Model architecture
PolicyEngine models tax and benefit systems as a set of country packages wrapped by the policyengine Python interface. The country packages contain the policy rules; this package provides the user-facing calculation and analysis surface.
This page describes the documentation structure we would choose if starting fresh.
Three layers
PolicyEngine documentation should keep three layers separate:
| Layer | Owns | Should answer |
|---|---|---|
| Methodology | Authored prose | Why the model is structured this way, how concepts flow, where assumptions enter |
| Program pages | Authored prose plus generated links | What a program does, who qualifies, how values and household costs are represented |
| Reference | Generated from code and data packages | What variables, parameters, programs, sources, and calibration targets exist in a release |
This split avoids two common failure modes:
- Long-form methodology pages becoming stale variable catalogs.

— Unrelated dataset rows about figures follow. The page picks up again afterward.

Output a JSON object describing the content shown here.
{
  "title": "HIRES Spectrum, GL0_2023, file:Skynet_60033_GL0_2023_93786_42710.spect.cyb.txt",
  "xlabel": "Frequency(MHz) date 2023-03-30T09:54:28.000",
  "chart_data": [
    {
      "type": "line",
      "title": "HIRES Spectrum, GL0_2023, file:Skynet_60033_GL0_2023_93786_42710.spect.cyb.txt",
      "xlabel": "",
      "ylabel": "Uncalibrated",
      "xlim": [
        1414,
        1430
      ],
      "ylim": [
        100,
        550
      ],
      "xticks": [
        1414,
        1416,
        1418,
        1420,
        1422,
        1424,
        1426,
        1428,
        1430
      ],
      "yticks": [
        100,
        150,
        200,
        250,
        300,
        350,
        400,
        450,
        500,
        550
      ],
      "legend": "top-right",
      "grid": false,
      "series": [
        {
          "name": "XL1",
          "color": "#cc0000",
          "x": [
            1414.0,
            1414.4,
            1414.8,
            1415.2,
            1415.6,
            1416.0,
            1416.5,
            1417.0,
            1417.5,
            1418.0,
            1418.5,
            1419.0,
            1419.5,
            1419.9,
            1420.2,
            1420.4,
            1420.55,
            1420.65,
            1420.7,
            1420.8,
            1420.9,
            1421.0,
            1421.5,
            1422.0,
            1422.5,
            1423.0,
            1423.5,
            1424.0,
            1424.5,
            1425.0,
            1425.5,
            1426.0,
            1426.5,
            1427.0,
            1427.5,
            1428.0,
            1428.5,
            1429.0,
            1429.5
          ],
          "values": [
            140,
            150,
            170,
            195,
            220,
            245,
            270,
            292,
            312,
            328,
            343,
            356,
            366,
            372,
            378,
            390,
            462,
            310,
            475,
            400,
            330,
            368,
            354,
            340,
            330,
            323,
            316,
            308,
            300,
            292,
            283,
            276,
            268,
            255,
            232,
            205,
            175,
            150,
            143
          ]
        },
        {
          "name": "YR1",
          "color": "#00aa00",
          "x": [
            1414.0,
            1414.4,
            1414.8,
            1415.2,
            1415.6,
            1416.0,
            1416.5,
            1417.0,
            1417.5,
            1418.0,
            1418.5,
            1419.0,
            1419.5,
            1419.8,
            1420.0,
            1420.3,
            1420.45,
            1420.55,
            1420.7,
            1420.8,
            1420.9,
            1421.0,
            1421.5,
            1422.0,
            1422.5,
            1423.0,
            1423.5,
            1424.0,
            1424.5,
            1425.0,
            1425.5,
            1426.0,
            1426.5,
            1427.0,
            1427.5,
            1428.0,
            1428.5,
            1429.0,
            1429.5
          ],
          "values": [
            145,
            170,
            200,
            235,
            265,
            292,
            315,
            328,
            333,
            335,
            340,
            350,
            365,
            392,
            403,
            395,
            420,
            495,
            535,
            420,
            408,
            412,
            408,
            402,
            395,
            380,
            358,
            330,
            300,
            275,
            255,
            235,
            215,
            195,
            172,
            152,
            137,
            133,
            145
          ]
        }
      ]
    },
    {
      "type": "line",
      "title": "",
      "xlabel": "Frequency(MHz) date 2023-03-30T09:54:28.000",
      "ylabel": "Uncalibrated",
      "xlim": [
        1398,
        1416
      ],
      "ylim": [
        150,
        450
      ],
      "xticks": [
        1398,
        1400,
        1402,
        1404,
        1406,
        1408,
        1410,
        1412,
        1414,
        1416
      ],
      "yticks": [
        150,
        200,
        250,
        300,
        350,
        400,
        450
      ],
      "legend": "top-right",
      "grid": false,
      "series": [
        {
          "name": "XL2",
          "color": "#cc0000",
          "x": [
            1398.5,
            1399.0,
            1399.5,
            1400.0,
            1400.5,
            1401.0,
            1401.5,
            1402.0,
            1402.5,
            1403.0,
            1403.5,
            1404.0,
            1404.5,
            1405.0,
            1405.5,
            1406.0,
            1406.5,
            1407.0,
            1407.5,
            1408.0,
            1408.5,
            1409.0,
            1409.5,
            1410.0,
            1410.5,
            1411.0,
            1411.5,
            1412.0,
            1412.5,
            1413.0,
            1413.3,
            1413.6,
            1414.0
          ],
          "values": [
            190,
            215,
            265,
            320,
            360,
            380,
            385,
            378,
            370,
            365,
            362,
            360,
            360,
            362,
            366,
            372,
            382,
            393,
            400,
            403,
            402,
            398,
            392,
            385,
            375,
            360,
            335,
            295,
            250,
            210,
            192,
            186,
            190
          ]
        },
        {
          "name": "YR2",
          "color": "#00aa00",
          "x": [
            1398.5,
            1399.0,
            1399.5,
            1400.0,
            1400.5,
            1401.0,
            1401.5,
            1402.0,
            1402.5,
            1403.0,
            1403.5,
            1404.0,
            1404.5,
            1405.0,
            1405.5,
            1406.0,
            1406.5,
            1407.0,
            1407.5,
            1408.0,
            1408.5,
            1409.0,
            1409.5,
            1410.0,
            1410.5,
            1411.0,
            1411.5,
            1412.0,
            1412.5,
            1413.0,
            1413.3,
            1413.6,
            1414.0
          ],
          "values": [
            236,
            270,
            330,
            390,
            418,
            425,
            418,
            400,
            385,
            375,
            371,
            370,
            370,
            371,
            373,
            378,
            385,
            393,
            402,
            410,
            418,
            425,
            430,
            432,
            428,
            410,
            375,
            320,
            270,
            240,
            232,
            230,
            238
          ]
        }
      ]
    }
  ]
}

- Generated reference pages trying to explain modeling choices that need narrative context.
Source of truth
The source of truth should depend on content type:
| Content | Source |
|---|---|
| Formulas, entities, variable metadata | Country model packages such as policyengine-us |
| Parameter values, uprating, legislative references | Country model parameter YAML |
| Microdata construction, imputations, calibration targets | Country data packages such as policyengine-us-data |
| User tutorials, model-wide methodology, program narratives | policyengine.py docs |
The documentation site should not manually copy reference metadata that can be regenerated from a release. It should explain how the generated pieces fit together.
Rules, data, calibration, outputs
A complete model page should be explicit about four pieces:
- Rules: statutory formulas and administrative program rules.
- Data: the household or person records to which rules are applied.
- Calibration: adjustments that align the data and model outputs with external targets.
- Outputs: the resource, budget, poverty, inequality, and distributional concepts returned to users.
For example, a program page should not stop at eligibility. It should say how benefit value is represented, whether household-paid costs are modeled, what data inputs are required, and how the program enters aggregate output concepts.
What belongs in generated reference
Generated reference pages should include:
- variable name, entity, period, unit, label, and documentation
adds,subtracts, anddefined_forrelationships- source file path and source line
- parameter value history and references
- program coverage metadata
- calibration target source, vintage, unit, and current model fit
The existing reference generator is a prototype for the variable and program parts. Parameter and data-lineage generation should follow the same pattern.